Do analysts actually get paid for this?

Discussion in 'Stocks' started by NoDoji, Feb 11, 2011.

  1. NoDoji


    After seeing TKLC hitting the low ticker with a vengeance yesterday afternoon, I decided to take a peek at the news.

    I notice that the news on 2/9 (the day before earnings) we have the following news:


    We reduce our '10 EPS estimate to $0.49 from $0.64, to reflect recently lowered company sales guidance. While we forecast a continued decline for legacy signaling products, we believe Q4 sales will act as a bottom for TKLC, as next generation products ramp up, and as order delays related to security restrictions in India abate. We are also optimistic about an expansion into the emerging policy and subscriber management sectors. We see higher adoption of data and video messaging acting as a solid underlying growth driver. We keep our 12-month target price of $14, 1.5X book value.

    Then on 2/10 (a few hours after the earnings call), we have this:


    TKLC posts Q4 loss per share of $0.06, vs. $0.25 EPS, wider than our $0.04 loss estimate, on 18% sales decline. We are disappointed with '11 sales guidance of $360M-$400M, below our $430M estimate. Legacy signaling products are declining faster than we expected and India-related revenue opportunities are being pushed our further than we thought. Owing to the lower sales volume, we reduce our '11 EPS estimate to $0.14 EPS from $0.60. On revised relative analysis, to account for our view of a worsening operating environment, we lower our 12-month target price by $6.00 to $8.00.

    (I'm still trying to find out what it means when Goldman Sachs raises a stock from "conviction sell" to "sell" :p )
  2. Abstract:
    Typically, the literature evaluates the significance of analyst recommendation changes by their average stock-price impact.
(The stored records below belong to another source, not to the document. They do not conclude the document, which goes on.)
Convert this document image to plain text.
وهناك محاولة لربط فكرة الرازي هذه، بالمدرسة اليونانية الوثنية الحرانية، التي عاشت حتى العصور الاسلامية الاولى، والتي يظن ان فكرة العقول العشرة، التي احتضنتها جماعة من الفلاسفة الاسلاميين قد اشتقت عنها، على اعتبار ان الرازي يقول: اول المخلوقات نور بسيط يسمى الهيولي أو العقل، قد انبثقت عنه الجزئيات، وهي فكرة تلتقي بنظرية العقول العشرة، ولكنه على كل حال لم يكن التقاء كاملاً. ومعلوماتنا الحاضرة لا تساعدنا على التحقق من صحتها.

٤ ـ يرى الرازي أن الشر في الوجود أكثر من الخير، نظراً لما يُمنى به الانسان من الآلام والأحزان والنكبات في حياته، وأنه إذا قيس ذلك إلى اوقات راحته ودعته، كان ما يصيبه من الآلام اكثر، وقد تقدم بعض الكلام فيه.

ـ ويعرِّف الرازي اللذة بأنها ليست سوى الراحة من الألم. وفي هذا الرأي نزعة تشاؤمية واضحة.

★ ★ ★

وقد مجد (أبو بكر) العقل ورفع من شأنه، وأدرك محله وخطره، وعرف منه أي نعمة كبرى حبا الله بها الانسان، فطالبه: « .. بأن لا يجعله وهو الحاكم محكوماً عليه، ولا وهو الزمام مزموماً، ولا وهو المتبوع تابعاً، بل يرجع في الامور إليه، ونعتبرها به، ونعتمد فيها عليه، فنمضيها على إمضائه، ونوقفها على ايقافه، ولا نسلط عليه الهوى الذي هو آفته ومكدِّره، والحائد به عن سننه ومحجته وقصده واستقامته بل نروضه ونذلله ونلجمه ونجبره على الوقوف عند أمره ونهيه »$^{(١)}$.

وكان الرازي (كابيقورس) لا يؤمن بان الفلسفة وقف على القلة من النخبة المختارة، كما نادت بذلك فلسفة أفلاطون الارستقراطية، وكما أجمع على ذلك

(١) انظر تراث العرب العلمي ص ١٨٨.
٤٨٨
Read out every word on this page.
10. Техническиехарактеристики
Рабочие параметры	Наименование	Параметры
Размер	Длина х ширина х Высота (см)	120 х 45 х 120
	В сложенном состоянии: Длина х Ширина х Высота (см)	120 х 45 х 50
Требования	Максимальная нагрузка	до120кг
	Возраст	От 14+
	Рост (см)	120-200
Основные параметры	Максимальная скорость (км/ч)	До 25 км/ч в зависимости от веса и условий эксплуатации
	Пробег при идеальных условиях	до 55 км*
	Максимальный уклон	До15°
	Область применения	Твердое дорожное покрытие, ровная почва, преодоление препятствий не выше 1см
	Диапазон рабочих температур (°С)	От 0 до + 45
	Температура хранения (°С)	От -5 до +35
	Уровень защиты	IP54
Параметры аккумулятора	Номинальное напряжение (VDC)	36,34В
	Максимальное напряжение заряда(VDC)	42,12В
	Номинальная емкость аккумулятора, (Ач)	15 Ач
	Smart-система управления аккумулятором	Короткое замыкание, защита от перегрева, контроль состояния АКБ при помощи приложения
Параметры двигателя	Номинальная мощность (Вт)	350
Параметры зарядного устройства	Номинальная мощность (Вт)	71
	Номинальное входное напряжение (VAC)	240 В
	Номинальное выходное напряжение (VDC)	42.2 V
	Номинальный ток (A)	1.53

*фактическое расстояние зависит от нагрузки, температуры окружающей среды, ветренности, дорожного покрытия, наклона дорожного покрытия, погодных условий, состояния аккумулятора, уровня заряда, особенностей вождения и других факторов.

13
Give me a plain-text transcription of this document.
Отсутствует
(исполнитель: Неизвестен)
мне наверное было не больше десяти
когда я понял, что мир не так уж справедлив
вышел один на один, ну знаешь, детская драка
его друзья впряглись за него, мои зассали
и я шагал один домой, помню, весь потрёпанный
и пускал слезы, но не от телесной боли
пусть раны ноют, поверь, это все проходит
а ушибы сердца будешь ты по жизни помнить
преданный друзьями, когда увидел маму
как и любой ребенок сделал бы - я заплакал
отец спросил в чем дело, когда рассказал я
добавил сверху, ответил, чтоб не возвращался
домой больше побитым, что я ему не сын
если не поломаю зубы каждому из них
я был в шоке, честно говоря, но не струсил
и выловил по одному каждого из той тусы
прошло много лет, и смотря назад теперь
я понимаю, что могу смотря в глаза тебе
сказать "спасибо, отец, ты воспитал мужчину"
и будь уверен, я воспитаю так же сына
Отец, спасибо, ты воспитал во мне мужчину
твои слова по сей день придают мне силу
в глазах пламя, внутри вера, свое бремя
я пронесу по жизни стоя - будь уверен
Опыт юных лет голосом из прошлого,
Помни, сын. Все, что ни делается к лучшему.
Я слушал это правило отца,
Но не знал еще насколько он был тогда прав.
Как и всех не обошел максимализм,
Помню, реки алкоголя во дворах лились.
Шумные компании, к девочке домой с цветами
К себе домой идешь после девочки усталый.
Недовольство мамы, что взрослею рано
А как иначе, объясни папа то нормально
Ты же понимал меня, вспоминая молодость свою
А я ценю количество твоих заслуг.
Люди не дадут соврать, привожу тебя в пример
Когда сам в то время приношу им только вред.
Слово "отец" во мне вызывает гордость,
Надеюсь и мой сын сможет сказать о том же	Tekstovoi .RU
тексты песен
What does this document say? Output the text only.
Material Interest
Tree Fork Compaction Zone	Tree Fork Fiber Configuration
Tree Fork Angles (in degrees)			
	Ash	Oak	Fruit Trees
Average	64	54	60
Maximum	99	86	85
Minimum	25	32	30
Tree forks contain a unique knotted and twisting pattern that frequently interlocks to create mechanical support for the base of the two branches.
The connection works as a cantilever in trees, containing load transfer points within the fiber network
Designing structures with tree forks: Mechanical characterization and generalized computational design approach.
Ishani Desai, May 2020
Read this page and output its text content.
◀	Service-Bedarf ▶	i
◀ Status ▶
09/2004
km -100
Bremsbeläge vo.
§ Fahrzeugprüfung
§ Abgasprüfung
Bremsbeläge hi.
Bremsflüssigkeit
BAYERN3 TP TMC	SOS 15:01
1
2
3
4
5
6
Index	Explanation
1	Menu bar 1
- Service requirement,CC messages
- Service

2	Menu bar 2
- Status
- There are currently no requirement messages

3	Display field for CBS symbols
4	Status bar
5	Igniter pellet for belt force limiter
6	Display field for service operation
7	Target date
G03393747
With such an approach, recommendation changes can have a significant impact even if no recommendation change has a stock-price impact large enough to be noticed at the stock level. We call a recommendation change that affects the stock price sufficiently to be detectable at the stock level an influential recommendation change and investigate the extent to which recommendation changes are influential.

    We show that roughly 12% of recommendation changes are influential. We find a similar fraction of recommendation changes are influential using an alternative definition which looks at abnormal turnover at the stock level. Leader, star, and previously influential analysts are more likely to make influential recommendation changes.

    Recommendation changes away from consensus or accompanied by any sort of earnings forecast are more likely to be influential.

    Growth, small, high institutional ownership, and high analyst forecast dispersion firms are also more likely to have influential recommendation changes.

    Strikingly, the frequency of influential recommendation changes increases after Reg FD and the Global Analyst Settlement. Finally, we show that impactful sell-side research tends to be communicated through a recommendation change rather than an earnings forecast.